Her approach in long-term care is no less notable. Karen is the founder of Consumer Consortium on Assisted Living, a quality and advocacy coalition. When she saw how readily elders slide into dependency, she reached back to the days when she had marveled at the effect the Montessori preschool had on her kids; they had become as eager for school as to stay home. “If Montessori has that effect on kids, why not try it on the elderly?” Karen thought. That thought matured and gave birth to Therapeutic Engagement; a way to reach out and touch elders with disabilities.

The Montessori Method is named after an Italian physician and educator, Maria Montessori (1870-1952). Her work with children led her to conclude that a child’s true normal nature needs freedom to blossom; it needs a teacher who creates a conducive environment, uses proper learning tools, guides self-directed learning, and directs shared activity. In Montessori, children learn at their own speed using an approach that sustains their interests, whether by “handling” objects or by using visuals. Its intuitive appeal and validation by research have made it popular. Of the 7,000 Montessori schools worldwide, more than half are in the United States.

Treasure in a shell

Looking at a person like Marie, Karen says we should notice more than what our eyes behold. An elder is actually the sum total of all that he or she is now at present and of all he or she has been in the past. An elder may be dependent, confused, and a mere shell of an earlier vibrant self, but he or she hides within that shell an untold story, a unique biography laden with fond experiences, treasured mementos, and rich memories. Montessori detects in every child a yearning for enough room to grow and to achieve; Therapeutic Engagement detects in a frail elder a yearning for purpose, self-worth, and recognition of one’s accomplishments. Karen schooled Elsie in the ways that assist you to reach within the aging shell and to awaken something meaningful in a life richly lived.

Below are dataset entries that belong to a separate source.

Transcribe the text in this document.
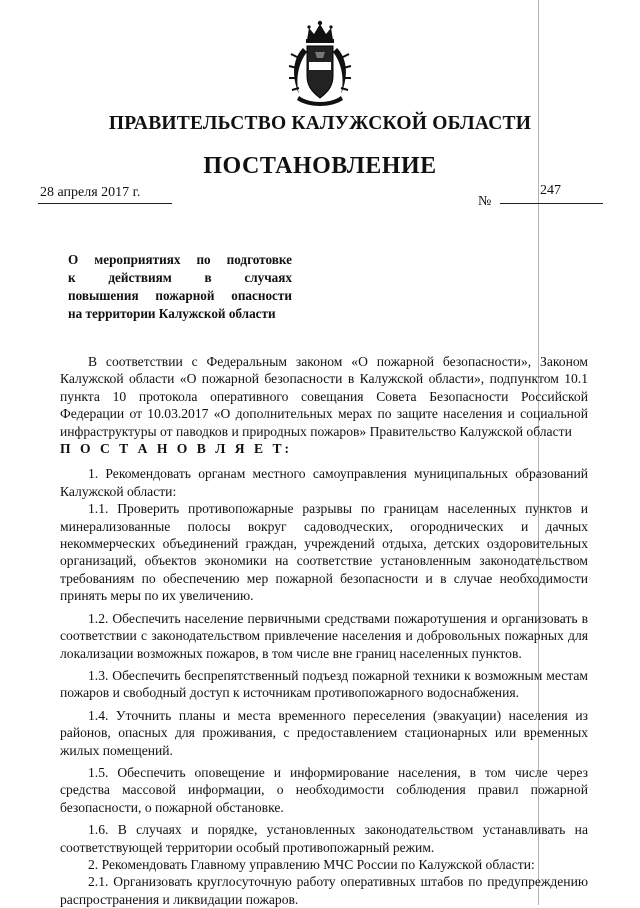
ПРАВИТЕЛЬСТВО КАЛУЖСКОЙ ОБЛАСТИ
ПОСТАНОВЛЕНИЕ
28 апреля 2017 г.
№
247
О мероприятиях по подготовке
к действиям в случаях
повышения пожарной опасности
на территории Калужской области

В соответствии с Федеральным законом «О пожарной безопасности», Законом Калужской области «О пожарной безопасности в Калужской области», подпунктом 10.1 пункта 10 протокола оперативного совещания Совета Безопасности Российской Федерации от 10.03.2017 «О дополнительных мерах по защите населения и социальной инфраструктуры от паводков и природных пожаров» Правительство Калужской области

П О С Т А Н О В Л Я Е Т:

1. Рекомендовать органам местного самоуправления муниципальных образований Калужской области:

1.1. Проверить противопожарные разрывы по границам населенных пунктов и минерализованные полосы вокруг садоводческих, огороднических и дачных некоммерческих объединений граждан, учреждений отдыха, детских оздоровительных организаций, объектов экономики на соответствие установленным законодательством требованиям по обеспечению мер пожарной безопасности и в случае необходимости принять меры по их увеличению.

1.2. Обеспечить население первичными средствами пожаротушения и организовать в соответствии с законодательством привлечение населения и добровольных пожарных для локализации возможных пожаров, в том числе вне границ населенных пунктов.

1.3. Обеспечить беспрепятственный подъезд пожарной техники к возможным местам пожаров и свободный доступ к источникам противопожарного водоснабжения.

1.4. Уточнить планы и места временного переселения (эвакуации) населения из районов, опасных для проживания, с предоставлением стационарных или временных жилых помещений.

1.5. Обеспечить оповещение и информирование населения, в том числе через средства массовой информации, о необходимости соблюдения правил пожарной безопасности, о пожарной обстановке.

1.6. В случаях и порядке, установленных законодательством устанавливать на соответствующей территории особый противопожарный режим.

2. Рекомендовать Главному управлению МЧС России по Калужской области:

2.1. Организовать круглосуточную работу оперативных штабов по предупреждению распространения и ликвидации пожаров.
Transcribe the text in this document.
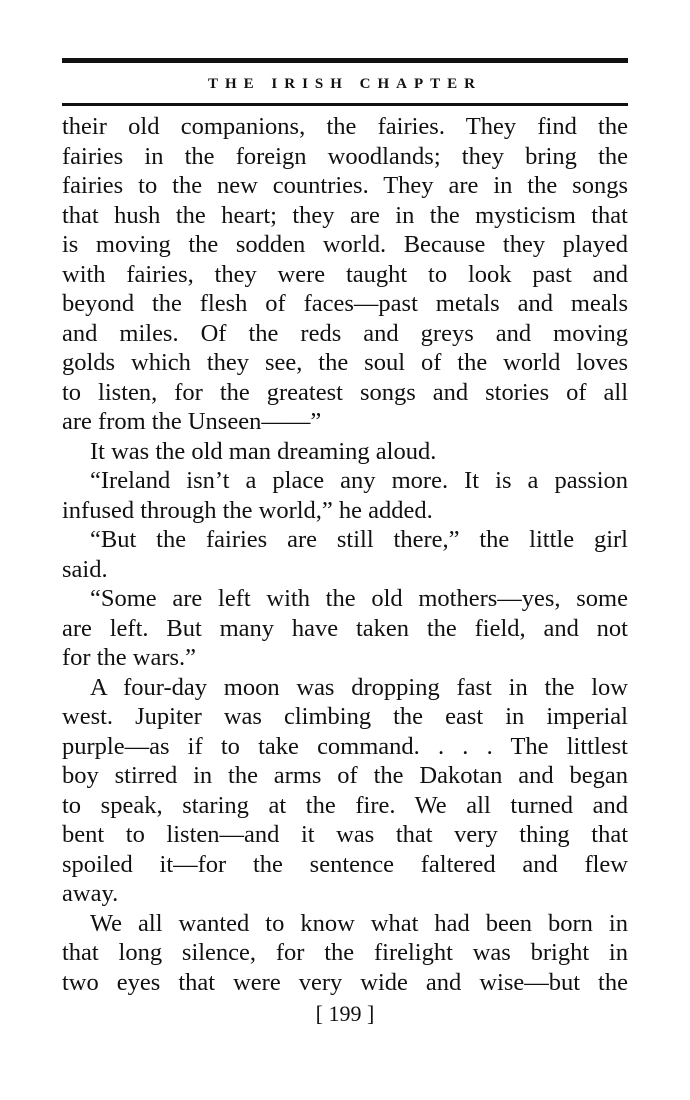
THE IRISH CHAPTER
their old companions, the fairies. They find the
fairies in the foreign woodlands; they bring the
fairies to the new countries. They are in the songs
that hush the heart; they are in the mysticism that
is moving the sodden world. Because they played
with fairies, they were taught to look past and
beyond the flesh of faces—past metals and meals
and miles. Of the reds and greys and moving
golds which they see, the soul of the world loves
to listen, for the greatest songs and stories of all
are from the Unseen——”
It was the old man dreaming aloud.
“Ireland isn’t a place any more. It is a passion
infused through the world,” he added.
“But the fairies are still there,” the little girl
said.
“Some are left with the old mothers—yes, some
are left. But many have taken the field, and not
for the wars.”
A four-day moon was dropping fast in the low
west. Jupiter was climbing the east in imperial
purple—as if to take command. . . . The littlest
boy stirred in the arms of the Dakotan and began
to speak, staring at the fire. We all turned and
bent to listen—and it was that very thing that
spoiled it—for the sentence faltered and flew
away.
We all wanted to know what had been born in
that long silence, for the firelight was bright in
two eyes that were very wide and wise—but the
[ 199 ]
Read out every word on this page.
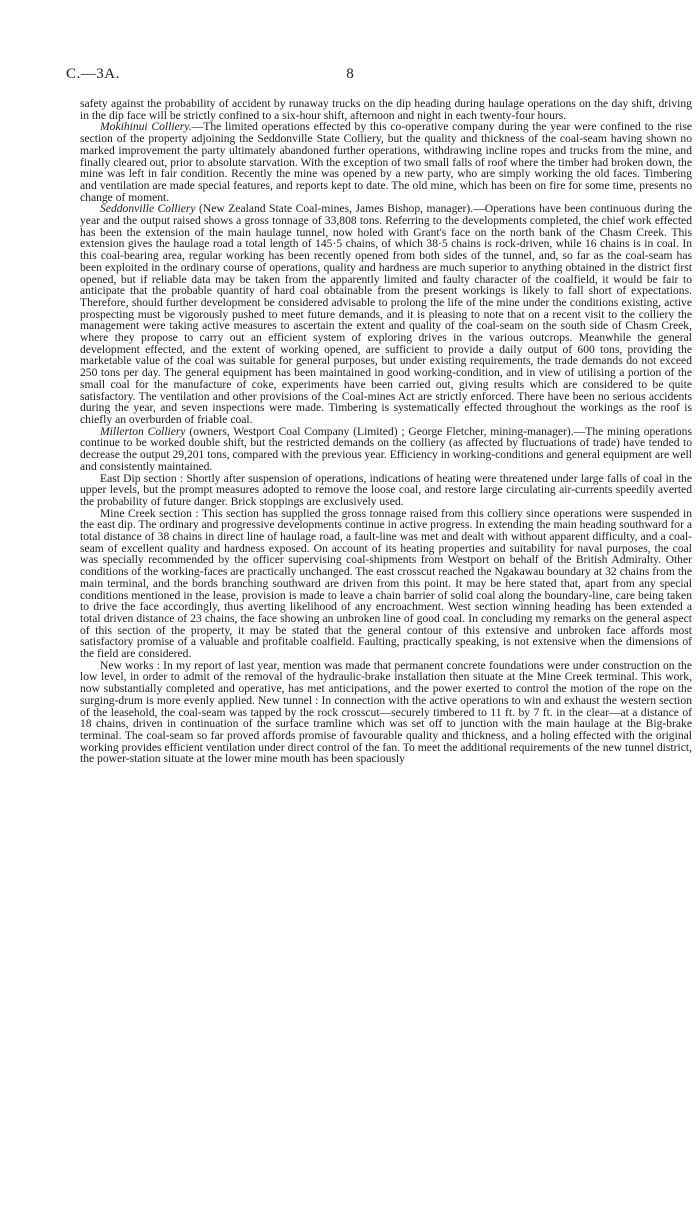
C.—3A.	8

safety against the probability of accident by runaway trucks on the dip heading during haulage operations on the day shift, driving in the dip face will be strictly confined to a six-hour shift, afternoon and night in each twenty-four hours.

Mokihinui Colliery.—The limited operations effected by this co-operative company during the year were confined to the rise section of the property adjoining the Seddonville State Colliery, but the quality and thickness of the coal-seam having shown no marked improvement the party ultimately abandoned further operations, withdrawing incline ropes and trucks from the mine, and finally cleared out, prior to absolute starvation. With the exception of two small falls of roof where the timber had broken down, the mine was left in fair condition. Recently the mine was opened by a new party, who are simply working the old faces. Timbering and ventilation are made special features, and reports kept to date. The old mine, which has been on fire for some time, presents no change of moment.

Seddonville Colliery (New Zealand State Coal-mines, James Bishop, manager).—Operations have been continuous during the year and the output raised shows a gross tonnage of 33,808 tons. Referring to the developments completed, the chief work effected has been the extension of the main haulage tunnel, now holed with Grant's face on the north bank of the Chasm Creek. This extension gives the haulage road a total length of 145·5 chains, of which 38·5 chains is rock-driven, while 16 chains is in coal. In this coal-bearing area, regular working has been recently opened from both sides of the tunnel, and, so far as the coal-seam has been exploited in the ordinary course of operations, quality and hardness are much superior to anything obtained in the district first opened, but if reliable data may be taken from the apparently limited and faulty character of the coalfield, it would be fair to anticipate that the probable quantity of hard coal obtainable from the present workings is likely to fall short of expectations. Therefore, should further development be considered advisable to prolong the life of the mine under the conditions existing, active prospecting must be vigorously pushed to meet future demands, and it is pleasing to note that on a recent visit to the colliery the management were taking active measures to ascertain the extent and quality of the coal-seam on the south side of Chasm Creek, where they propose to carry out an efficient system of exploring drives in the various outcrops. Meanwhile the general development effected, and the extent of working opened, are sufficient to provide a daily output of 600 tons, providing the marketable value of the coal was suitable for general purposes, but under existing requirements, the trade demands do not exceed 250 tons per day. The general equipment has been maintained in good working-condition, and in view of utilising a portion of the small coal for the manufacture of coke, experiments have been carried out, giving results which are considered to be quite satisfactory. The ventilation and other provisions of the Coal-mines Act are strictly enforced. There have been no serious accidents during the year, and seven inspections were made. Timbering is systematically effected throughout the workings as the roof is chiefly an overburden of friable coal.

Millerton Colliery (owners, Westport Coal Company (Limited) ; George Fletcher, mining-manager).—The mining operations continue to be worked double shift, but the restricted demands on the colliery (as affected by fluctuations of trade) have tended to decrease the output 29,201 tons, compared with the previous year. Efficiency in working-conditions and general equipment are well and consistently maintained.

East Dip section : Shortly after suspension of operations, indications of heating were threatened under large falls of coal in the upper levels, but the prompt measures adopted to remove the loose coal, and restore large circulating air-currents speedily averted the probability of future danger. Brick stoppings are exclusively used.

Mine Creek section : This section has supplied the gross tonnage raised from this colliery since operations were suspended in the east dip. The ordinary and progressive developments continue in active progress. In extending the main heading southward for a total distance of 38 chains in direct line of haulage road, a fault-line was met and dealt with without apparent difficulty, and a coal-seam of excellent quality and hardness exposed. On account of its heating properties and suitability for naval purposes, the coal was specially recommended by the officer supervising coal-shipments from Westport on behalf of the British Admiralty. Other conditions of the working-faces are practically unchanged. The east crosscut reached the Ngakawau boundary at 32 chains from the main terminal, and the bords branching southward are driven from this point. It may be here stated that, apart from any special conditions mentioned in the lease, provision is made to leave a chain barrier of solid coal along the boundary-line, care being taken to drive the face accordingly, thus averting likelihood of any encroachment. West section winning heading has been extended a total driven distance of 23 chains, the face showing an unbroken line of good coal. In concluding my remarks on the general aspect of this section of the property, it may be stated that the general contour of this extensive and unbroken face affords most satisfactory promise of a valuable and profitable coalfield. Faulting, practically speaking, is not extensive when the dimensions of the field are considered.

New works : In my report of last year, mention was made that permanent concrete foundations were under construction on the low level, in order to admit of the removal of the hydraulic-brake installation then situate at the Mine Creek terminal. This work, now substantially completed and operative, has met anticipations, and the power exerted to control the motion of the rope on the surging-drum is more evenly applied. New tunnel : In connection with the active operations to win and exhaust the western section of the leasehold, the coal-seam was tapped by the rock crosscut—securely timbered to 11 ft. by 7 ft. in the clear—at a distance of 18 chains, driven in continuation of the surface tramline which was set off to junction with the main haulage at the Big-brake terminal. The coal-seam so far proved affords promise of favourable quality and thickness, and a holing effected with the original working provides efficient ventilation under direct control of the fan. To meet the additional requirements of the new tunnel district, the power-station situate at the lower mine mouth has been spaciously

To learn more about her approach, follow Karen to her favorite destination-the Dollar Store, a treasure trove of affordable, interesting materials. She pushes the shopping cart down the aisles and quickly fills it with the teaching aids she so effectively uses in training caregivers-skeins of knitting wool to roll, hair curlers, stretchy bands, decks of cards, ping-pong balls and other things. The color, feel, shape, and smell of these low-cost, high-value materials stir memories in elders and resurrect long-buried experiences.

Summary

Therapeutic Engagement has helped staff and family caregivers enhance the quality of life of elders in nursing homes, assisted living, adult day care centers, and in home care. Its physical, mental, and social therapeutic benefits have been videorecorded, they have been testified to by families, by staff, and by research supported, among others, by the Virginia Alzheimer’s and Related Diseases Research Fund, the National Institute on Aging, and the U.S. Administration on Aging.

Thank heavens for pathfinders like Karen and the Elsies that she mentors who help the caged spirit in many a Marie to break free and take wing.

V. Tellis-Nayak, PhD, is a medical sociologist. He has been a university professor, has conducted research in the United States and abroad, and has authored books and articles.